CLICK ON THE LINK HERE:https://termhomework.com/orders/ordernowYou Can Also Place the Order In www.termhomework.com/orders/ordernow / www.essaysolver.com/orders/ordernow

Do You Have Any Other Essay/Assignment/Class Project/Homework Related to this? Click Here Now[CLICK ME]and Have It Done by Our PhD Qualified Writers!!

Tired of getting an average grade in all your school assignments, projects, essays, and homework? Try us today for all your academic schoolwork needs. We are among the most trusted and recognized professional writing services in the market.

We provide unique, original and plagiarism-free high quality academic, homework, assignments and essay submissions for all our clients. At our company, we capitalize on producing A+ Grades for all our clients and also ensure that you have smooth academic progress in all your school term and semesters.
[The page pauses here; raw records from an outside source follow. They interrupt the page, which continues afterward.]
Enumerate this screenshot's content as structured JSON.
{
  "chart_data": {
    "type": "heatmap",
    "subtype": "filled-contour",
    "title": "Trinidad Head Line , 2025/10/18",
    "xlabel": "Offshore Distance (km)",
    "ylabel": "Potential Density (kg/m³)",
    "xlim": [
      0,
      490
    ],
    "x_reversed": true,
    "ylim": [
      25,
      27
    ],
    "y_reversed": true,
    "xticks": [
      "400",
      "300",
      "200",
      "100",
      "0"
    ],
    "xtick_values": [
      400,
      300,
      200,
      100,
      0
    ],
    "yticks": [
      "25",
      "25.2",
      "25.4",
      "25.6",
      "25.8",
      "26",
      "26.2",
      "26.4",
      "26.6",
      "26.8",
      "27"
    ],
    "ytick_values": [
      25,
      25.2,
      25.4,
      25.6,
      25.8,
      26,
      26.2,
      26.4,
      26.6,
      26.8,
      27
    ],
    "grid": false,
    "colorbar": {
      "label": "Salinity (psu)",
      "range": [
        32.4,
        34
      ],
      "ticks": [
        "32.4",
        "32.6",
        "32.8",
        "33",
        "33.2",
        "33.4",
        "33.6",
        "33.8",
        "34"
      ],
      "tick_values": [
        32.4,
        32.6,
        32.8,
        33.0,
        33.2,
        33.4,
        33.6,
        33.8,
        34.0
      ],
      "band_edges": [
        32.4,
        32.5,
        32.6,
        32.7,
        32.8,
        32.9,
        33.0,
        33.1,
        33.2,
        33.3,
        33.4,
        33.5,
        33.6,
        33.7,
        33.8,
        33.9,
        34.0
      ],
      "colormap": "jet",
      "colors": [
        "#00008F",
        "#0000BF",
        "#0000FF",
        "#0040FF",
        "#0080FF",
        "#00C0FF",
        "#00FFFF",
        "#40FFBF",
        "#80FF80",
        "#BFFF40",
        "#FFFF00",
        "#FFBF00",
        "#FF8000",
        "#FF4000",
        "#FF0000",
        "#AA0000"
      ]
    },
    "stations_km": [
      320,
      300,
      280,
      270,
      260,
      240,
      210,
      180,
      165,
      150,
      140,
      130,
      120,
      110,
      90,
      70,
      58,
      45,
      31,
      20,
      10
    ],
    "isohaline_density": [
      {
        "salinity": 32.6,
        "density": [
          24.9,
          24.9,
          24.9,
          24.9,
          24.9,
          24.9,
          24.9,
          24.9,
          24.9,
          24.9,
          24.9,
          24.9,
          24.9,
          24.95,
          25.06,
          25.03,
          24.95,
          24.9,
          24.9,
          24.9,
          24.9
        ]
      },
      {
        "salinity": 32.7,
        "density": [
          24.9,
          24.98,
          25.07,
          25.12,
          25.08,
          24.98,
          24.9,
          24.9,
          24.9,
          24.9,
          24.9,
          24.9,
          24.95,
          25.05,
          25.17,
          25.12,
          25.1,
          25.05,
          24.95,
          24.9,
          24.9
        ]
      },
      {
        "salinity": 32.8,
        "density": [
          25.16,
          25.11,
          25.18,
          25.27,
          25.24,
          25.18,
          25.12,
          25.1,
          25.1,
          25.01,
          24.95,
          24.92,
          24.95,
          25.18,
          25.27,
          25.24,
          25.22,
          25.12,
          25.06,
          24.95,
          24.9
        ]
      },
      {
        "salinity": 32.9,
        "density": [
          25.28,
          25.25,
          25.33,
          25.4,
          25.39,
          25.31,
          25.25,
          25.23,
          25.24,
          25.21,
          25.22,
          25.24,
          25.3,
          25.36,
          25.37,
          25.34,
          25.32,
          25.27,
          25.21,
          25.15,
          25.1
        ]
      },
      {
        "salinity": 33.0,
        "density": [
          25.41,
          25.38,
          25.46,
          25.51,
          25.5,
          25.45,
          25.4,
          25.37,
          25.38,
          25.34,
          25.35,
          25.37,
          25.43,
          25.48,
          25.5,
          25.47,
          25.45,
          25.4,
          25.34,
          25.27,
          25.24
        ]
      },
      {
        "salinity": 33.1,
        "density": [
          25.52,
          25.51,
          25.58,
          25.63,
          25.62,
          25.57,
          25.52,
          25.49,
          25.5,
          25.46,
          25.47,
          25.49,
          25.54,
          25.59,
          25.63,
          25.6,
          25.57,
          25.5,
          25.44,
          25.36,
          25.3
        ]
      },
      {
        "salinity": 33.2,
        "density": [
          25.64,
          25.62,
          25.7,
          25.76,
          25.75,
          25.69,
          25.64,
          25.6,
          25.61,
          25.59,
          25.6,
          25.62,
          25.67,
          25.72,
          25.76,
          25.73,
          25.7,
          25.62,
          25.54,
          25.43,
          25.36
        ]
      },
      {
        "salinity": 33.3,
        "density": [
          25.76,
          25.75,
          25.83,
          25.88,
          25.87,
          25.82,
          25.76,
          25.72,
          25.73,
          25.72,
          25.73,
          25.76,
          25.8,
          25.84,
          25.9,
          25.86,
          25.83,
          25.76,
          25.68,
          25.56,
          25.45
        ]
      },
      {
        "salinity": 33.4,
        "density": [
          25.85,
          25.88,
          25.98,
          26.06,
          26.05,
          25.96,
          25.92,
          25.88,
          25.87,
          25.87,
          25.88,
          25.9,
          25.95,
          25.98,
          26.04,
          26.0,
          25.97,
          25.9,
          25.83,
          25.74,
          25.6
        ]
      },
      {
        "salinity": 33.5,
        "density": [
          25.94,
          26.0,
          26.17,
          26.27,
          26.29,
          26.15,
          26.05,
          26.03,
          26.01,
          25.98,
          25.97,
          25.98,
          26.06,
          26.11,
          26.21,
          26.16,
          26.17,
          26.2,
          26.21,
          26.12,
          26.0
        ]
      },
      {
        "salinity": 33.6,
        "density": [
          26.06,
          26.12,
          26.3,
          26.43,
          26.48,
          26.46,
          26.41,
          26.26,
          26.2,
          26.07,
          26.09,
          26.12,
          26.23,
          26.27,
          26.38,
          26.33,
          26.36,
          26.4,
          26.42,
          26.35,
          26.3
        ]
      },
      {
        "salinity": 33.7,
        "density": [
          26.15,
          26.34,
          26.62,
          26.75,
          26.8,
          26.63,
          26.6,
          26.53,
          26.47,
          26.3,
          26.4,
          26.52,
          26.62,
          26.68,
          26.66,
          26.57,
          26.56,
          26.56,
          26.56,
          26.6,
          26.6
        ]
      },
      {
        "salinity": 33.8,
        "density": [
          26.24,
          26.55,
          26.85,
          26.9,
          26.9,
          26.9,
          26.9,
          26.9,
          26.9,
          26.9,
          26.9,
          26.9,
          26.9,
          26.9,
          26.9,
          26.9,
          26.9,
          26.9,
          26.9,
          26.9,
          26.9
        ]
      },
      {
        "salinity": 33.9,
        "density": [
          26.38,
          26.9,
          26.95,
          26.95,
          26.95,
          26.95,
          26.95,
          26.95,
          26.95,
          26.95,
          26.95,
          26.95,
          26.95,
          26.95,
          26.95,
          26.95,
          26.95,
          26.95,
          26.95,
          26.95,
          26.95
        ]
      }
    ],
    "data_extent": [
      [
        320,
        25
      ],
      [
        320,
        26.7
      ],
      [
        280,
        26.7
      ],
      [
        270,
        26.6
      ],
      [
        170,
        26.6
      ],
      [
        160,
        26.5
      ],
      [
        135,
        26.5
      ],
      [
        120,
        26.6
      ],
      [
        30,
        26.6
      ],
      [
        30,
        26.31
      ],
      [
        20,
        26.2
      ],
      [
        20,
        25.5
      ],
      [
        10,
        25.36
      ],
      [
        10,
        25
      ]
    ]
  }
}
High-quality academic submissions, A 100% plagiarism-free submission, Meet even the most urgent deadlines, Provide our services to you at the most competitive rates in the market, Give you free revisions until you meet your desired grades and Provide you with 24/7 customer support service via calls or live chats.

error: Content is protected !!

Open chat

Hello.

You can contact our live agent via WhatsApp! Via our number +1 323 471 4575.

Feel Free To Ask Questions, Clarifications, or Discounts, Available When Placing the Order.

You can contact our live agent via WhatsApp! Via our number +1 323 471 4575.

Feel Free To Ask Questions, Clarifications, or Discounts, Available When Placing the Order.